Let $\mathsf{K}$ be a field, and $A$ a finite dimensional associative $\mathsf{K}$-algebra, and suppose that $\mathcal{L}$ is a complete collection of representatives of the isomorphism classes of irreducible left $A$-modules. If $A$ is semisimple, then a corollary to the Artin-Wedderburn theorem states that
$$
\dim_{\mathsf{K}} A = \sum_{L \in \mathcal{L}} (\dim_{\mathsf{K}}L)^{2}.
$$
I am interested in whether this corollary has a converse. That is, if this equality holds can we say that $A$ is semisimple? If the answer is yes is there a simple (semisimple?) argument that I'm missing here, or if it is false can you provide a counter-example? If it is false, are there extra suppositions that we can apply to $A$ or $\mathsf{K}$ to make the statement hold? (Perhaps characteristic zero or algebraically closed?)
Best Answer
No: consider $A=\mathbf{C}[t]/(t^2)$ and $K=\mathbf{R}$. $A$ has one irrep, namely $\mathbf{C}$, of dimension $2$ over $\mathbf{R}$, and the dimension of $A$ over $\mathbf{R}$ is $4=2^2$, but $A$ is not semi-simple.
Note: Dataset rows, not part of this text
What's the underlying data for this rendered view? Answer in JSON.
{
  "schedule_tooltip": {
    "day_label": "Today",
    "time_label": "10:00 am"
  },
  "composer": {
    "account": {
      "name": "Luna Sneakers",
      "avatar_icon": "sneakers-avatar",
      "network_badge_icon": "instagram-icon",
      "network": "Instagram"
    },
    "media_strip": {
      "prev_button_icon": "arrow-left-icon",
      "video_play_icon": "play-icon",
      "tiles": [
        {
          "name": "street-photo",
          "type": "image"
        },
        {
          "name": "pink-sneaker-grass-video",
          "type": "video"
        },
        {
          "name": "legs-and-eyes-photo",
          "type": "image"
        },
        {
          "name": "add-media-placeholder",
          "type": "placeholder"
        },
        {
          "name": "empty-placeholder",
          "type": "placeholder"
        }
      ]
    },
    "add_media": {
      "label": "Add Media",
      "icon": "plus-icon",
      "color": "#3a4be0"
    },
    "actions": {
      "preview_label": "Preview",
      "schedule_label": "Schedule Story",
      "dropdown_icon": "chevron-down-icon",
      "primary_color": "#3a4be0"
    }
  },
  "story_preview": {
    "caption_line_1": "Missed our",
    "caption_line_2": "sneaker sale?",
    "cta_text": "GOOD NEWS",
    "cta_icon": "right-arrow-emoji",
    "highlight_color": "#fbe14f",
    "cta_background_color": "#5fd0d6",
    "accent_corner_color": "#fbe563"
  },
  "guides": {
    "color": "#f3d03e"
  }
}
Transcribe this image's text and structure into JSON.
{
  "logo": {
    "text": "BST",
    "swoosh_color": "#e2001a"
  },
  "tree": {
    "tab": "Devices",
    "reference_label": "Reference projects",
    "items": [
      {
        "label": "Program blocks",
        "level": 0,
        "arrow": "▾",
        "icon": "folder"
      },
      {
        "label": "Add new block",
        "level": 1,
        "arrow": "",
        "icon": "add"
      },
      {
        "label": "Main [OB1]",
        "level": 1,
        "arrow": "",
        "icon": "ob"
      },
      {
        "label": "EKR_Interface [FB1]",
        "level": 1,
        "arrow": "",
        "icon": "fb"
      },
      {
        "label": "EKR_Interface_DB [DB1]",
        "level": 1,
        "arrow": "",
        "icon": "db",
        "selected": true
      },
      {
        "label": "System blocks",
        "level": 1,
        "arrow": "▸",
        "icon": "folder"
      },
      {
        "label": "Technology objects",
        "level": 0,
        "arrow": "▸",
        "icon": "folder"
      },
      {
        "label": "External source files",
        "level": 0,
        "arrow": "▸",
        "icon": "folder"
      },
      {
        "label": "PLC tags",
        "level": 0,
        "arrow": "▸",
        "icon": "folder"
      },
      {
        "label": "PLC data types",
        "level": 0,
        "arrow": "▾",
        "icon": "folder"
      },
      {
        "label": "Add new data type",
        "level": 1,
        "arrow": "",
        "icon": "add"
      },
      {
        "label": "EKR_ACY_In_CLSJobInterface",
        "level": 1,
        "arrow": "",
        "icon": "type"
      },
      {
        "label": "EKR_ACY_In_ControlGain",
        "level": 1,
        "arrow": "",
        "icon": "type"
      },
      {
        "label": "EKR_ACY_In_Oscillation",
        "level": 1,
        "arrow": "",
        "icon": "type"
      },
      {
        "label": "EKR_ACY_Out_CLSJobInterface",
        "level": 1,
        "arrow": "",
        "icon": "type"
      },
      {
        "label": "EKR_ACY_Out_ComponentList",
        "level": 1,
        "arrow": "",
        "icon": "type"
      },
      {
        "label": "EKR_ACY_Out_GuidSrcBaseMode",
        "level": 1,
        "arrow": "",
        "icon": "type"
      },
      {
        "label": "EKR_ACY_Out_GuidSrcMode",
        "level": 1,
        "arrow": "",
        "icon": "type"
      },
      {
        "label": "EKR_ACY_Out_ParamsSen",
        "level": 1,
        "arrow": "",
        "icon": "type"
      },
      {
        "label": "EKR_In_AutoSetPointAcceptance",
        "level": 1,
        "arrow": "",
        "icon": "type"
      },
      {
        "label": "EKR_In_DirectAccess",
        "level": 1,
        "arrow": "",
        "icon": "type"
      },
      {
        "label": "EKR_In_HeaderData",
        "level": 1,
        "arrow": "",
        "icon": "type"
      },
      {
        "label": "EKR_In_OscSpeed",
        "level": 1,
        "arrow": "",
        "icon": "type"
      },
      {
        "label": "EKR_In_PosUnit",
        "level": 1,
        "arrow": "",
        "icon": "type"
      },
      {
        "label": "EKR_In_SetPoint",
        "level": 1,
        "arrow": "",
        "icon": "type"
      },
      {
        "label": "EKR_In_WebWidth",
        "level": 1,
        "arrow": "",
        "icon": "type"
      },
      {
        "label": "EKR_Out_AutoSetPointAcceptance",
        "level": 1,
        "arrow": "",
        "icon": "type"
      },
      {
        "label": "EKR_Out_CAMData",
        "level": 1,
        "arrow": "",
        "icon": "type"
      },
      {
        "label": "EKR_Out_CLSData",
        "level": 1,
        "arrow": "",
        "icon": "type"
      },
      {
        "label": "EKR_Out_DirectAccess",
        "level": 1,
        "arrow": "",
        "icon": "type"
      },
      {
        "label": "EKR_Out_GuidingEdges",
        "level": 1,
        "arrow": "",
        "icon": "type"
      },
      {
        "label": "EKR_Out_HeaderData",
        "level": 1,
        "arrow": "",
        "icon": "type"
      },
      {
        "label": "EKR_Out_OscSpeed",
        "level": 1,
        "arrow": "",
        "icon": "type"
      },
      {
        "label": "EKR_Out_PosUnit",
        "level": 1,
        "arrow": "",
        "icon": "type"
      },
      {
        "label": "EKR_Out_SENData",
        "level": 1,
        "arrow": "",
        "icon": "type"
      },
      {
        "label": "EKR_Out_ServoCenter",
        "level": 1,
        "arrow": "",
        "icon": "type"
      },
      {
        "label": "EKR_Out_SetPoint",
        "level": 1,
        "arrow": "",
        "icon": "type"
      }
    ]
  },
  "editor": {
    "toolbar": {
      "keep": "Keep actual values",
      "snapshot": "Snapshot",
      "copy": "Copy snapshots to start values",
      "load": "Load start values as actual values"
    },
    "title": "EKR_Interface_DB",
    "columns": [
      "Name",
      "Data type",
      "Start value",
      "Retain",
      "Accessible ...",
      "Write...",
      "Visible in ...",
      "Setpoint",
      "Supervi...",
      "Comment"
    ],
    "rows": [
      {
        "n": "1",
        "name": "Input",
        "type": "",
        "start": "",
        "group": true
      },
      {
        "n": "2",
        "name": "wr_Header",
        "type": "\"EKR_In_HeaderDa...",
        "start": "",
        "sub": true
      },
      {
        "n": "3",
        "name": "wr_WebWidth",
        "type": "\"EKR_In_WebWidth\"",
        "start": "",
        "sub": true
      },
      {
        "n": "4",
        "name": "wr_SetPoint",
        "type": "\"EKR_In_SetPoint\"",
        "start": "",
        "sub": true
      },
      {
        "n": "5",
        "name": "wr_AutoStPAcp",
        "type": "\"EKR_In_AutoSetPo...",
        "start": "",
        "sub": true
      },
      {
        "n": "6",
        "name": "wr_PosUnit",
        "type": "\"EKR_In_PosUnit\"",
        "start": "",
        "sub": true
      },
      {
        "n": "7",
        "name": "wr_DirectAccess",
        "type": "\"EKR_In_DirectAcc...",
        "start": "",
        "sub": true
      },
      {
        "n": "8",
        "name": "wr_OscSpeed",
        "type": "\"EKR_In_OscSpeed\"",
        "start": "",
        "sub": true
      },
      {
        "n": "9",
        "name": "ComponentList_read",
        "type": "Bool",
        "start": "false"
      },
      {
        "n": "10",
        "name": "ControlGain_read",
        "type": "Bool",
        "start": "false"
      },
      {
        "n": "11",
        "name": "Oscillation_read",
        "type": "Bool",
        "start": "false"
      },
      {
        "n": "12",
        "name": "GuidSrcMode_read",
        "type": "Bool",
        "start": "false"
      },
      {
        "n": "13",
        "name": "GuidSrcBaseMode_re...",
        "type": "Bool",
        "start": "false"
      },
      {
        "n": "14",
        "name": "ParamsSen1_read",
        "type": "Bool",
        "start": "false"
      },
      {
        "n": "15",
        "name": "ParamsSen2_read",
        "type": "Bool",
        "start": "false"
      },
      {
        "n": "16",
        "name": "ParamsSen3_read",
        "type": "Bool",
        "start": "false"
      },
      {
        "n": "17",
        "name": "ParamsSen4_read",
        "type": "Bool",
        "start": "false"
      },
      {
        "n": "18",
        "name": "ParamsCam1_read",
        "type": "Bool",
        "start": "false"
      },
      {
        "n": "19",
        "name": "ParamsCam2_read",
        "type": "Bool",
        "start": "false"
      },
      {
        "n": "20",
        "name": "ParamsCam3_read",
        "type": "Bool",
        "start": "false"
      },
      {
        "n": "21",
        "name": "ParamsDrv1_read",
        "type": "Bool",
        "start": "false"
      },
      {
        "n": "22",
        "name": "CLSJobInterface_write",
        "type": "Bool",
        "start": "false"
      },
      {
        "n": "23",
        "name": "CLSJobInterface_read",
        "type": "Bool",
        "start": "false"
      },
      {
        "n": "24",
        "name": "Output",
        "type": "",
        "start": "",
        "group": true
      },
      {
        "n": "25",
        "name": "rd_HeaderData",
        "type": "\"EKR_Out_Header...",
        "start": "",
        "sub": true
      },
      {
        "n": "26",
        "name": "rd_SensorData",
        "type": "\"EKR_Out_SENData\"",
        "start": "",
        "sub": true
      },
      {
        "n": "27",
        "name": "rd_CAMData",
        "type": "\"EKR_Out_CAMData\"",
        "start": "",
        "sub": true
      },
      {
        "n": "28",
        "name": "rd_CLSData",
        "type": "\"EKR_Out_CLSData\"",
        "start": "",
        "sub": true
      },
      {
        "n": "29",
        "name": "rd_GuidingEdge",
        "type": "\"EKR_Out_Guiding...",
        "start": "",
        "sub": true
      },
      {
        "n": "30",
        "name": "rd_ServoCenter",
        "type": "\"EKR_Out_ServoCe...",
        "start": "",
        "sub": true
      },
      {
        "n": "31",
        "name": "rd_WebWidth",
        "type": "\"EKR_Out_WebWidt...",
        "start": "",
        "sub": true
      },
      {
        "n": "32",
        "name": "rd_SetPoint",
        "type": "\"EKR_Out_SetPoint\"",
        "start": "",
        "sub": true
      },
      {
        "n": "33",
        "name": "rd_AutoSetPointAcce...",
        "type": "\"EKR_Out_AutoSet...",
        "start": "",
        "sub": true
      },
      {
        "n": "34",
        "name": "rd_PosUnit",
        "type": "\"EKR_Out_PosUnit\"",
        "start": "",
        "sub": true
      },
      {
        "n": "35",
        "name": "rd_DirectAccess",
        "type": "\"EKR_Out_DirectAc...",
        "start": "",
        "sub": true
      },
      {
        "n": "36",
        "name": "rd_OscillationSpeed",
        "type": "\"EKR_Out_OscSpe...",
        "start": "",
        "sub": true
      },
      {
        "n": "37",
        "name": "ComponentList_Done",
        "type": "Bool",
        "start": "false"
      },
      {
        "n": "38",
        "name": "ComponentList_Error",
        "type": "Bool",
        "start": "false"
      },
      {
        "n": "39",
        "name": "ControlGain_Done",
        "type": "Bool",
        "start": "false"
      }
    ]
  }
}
The issue is that there are two competing forces at work here: $A$ is not semi-simple, which tends to decrease the number of irreducibles relative to the semi-simple case, but also not split, which tends to increase the dimensions of the irreducibles.
If you assume that every irreducible representation is absolutely irreducible, then the result it true: the right-hand side is in this case the dimension of the semi-simplification $A/\mathrm{Jrad}(A)$ of $A$ (here $\mathrm{Jrad}(A)$ is the Jacobson radical of $A$); if this is equal to the dimension of $A$ then $\mathrm{Jrad}(A)=0$ as desired.